Die Bila – und inzwischen auch zahlreiche Unterstützer aus Politik und Wirtschaft – sprechen sich daher seit Jahren gegen diese Variante aus. Dazu gehören etwa Lampertheimer Gewerbetreibende und Naturschutzverbände. Eine Klagedrohung steht außerdem im Raum. Viele fordern, die ICE-Strecke solle parallel zur Autobahn 67 verlaufen. Aktuell stehen noch neben dieser und der Zerschneidungsvariante zwei weitere mögliche Trassen zur Diskussion (eine östliche Bündelung mit der A67 und eine Bündelung mit der A5).
Eine Entscheidung seitens der Bahn über ihre Vorzugsvariante wird für Ende des Jahres erwartet. Sollte sich das Unternehmen tatsächlich für die Variante „C-Trasse“ entscheiden, müssten die Landwirte mit erheblichen Einbußen rechnen, heißt es bei der Protestaktion am Sonntag. So würden etwa dem 80 Meter breiten Korridor für die Bahnstrecke etwa 40 Hektar ertragreicher Boden zum Opfer fallen, heißt es weiterhin.

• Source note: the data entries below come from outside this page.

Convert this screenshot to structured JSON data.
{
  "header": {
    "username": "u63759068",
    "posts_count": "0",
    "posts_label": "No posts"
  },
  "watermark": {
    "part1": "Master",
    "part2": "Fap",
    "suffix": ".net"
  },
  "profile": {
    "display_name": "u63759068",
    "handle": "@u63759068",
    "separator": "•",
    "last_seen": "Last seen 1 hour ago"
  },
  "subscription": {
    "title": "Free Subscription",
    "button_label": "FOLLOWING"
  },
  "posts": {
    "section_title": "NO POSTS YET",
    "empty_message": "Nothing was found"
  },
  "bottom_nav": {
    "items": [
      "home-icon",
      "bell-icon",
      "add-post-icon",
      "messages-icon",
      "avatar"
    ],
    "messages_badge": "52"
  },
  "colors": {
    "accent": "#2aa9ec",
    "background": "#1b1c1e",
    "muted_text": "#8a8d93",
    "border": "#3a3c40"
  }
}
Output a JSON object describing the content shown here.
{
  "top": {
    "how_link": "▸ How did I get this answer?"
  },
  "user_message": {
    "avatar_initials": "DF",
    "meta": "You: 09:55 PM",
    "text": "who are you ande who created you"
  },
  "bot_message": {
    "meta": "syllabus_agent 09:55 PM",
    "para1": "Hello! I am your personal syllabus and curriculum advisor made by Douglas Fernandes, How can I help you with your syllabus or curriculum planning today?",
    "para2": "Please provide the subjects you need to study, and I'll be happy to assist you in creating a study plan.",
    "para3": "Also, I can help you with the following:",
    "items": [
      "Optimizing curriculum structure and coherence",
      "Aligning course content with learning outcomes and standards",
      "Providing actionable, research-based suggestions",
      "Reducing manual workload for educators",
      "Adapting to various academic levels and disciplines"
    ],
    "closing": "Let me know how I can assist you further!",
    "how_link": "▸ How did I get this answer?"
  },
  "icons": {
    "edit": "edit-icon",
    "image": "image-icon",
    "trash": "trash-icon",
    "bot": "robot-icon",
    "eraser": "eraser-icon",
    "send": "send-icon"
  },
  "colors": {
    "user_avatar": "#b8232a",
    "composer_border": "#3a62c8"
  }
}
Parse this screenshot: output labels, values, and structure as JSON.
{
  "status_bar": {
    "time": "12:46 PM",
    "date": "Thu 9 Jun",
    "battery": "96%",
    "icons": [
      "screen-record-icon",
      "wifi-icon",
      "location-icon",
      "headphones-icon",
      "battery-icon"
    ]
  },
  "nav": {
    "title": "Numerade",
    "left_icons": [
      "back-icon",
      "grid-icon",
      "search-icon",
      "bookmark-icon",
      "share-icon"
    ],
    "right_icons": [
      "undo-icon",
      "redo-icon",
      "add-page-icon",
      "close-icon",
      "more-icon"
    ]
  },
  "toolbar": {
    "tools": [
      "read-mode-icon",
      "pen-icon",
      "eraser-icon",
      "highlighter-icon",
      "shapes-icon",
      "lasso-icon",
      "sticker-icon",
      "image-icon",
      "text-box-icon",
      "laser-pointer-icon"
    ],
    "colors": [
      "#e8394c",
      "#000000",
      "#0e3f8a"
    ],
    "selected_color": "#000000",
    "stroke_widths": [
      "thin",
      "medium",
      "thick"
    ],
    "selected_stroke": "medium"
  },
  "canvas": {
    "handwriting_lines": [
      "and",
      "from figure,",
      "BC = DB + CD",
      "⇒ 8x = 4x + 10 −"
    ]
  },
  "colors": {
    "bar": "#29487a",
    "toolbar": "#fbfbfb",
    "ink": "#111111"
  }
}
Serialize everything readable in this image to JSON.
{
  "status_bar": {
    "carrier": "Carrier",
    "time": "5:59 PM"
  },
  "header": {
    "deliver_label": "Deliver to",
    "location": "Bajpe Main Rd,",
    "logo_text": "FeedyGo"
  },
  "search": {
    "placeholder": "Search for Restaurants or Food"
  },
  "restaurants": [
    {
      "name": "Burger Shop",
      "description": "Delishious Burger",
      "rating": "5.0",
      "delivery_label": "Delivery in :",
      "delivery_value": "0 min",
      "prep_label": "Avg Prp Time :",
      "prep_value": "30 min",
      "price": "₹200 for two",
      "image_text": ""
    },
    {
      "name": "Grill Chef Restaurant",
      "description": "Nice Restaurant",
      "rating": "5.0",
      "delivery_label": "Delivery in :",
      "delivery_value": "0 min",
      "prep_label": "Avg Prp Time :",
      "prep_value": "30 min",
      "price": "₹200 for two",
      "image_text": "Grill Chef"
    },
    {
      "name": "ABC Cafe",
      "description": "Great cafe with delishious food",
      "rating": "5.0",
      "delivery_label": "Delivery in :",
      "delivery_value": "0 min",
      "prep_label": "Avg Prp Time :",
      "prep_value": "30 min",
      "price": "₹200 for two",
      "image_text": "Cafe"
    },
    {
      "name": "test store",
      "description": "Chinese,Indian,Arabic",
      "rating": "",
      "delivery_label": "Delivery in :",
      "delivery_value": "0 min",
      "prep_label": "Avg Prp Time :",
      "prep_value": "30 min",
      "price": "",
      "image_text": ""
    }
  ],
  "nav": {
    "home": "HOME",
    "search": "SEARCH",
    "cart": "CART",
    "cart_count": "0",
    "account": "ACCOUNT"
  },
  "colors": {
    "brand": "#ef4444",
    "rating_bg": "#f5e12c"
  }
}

Neben wertvollen Sandböden liegen in dem Korridor aber auch bedeutende Biotope wie das Bruch, die Grube Feuerstein und ein Angelweiher. Anders als bei einem Lichterzug gegen die Trasse im März gibt es am Sonntag keinen festen Treffpunkt,die Besucher kommen deshalb stoßweise über den Tag verteilt an die markierten Stellen. Einschätzungen über Besucherzahlen seien deshalb schwer. Gegen Vormittag waren es mehrere hundert Menschen. Familie Geier aus Lampertheim fährt den Weg beispielsweise mit dem Rad ab. „Es gehen immer mehr landwirtschaftliche Flächen verloren“, bedauert die Mutter. Das wolle man stoppen.

„Komplizen“ der Bahn
Ulrich Guldner hätte die 2000 Protestierenden vom Lichterzug im März gerne übertroffen. „Eigentlich müsste jeder Lampertheimer kommen“, betont der Sprecher der Bila und schiebt nach: „Wer nicht mitmacht, macht sich zum Komplizen der Bahn.“ Das sehen einige Besucher genauso. Viele verbinden es mit einem Sonntagsspaziergang oder einem Familienausflug. So mutet die Aktion mehr wie eine Infowanderung als ein Protest an. „Wir sind trotzdem überzeugt, dass es etwas bringt“, sagt eine Gruppe aus Lampertheim. „Die Bahn registriert das sehr wohl“, sagt auch Guldner. Viele Besucher hätten sich statt des offenen Zeitplans aber eine feste Uhrzeit gewünscht, um „ein stärkeres, punktuelles Signal zu senden“.
Für diese moralische Unterstützung bedankt sich Willi Billau. Der Lampertheimer Landwirt und Vorsitzende des Regionalbauernverbandes Starkenburg verteilt an einem Stand Gemüsetüten mit Karotten, Kartoffeln, Knoblauch, Buschbohnen, Schalotten und Zwiebeln. „Um zu zeigen, was wir hier alles anbauen“, sagt er.
Trotz der zahlreichen Aktionen befürchten die Besucher, dass sich die Bahn am Ende doch für die Zerschneidungsvariante entscheidet. „Geschwindigkeit vor Natur. Das war schon immer so und wird immer so sein“, sagt Jürgen Katzmarzik, „das führt doch nur in die Katastrophe“. Die Bila hat allerdings noch Hoffnung, die „Katastrophe“ abzuwenden. Eines hat die Bürgerinitiative an diesem Sonntag auf jeden Fall erreicht: Viele Besucher gaben sich überrascht über das tatsächliche Ausmaß der ICE-Trasse.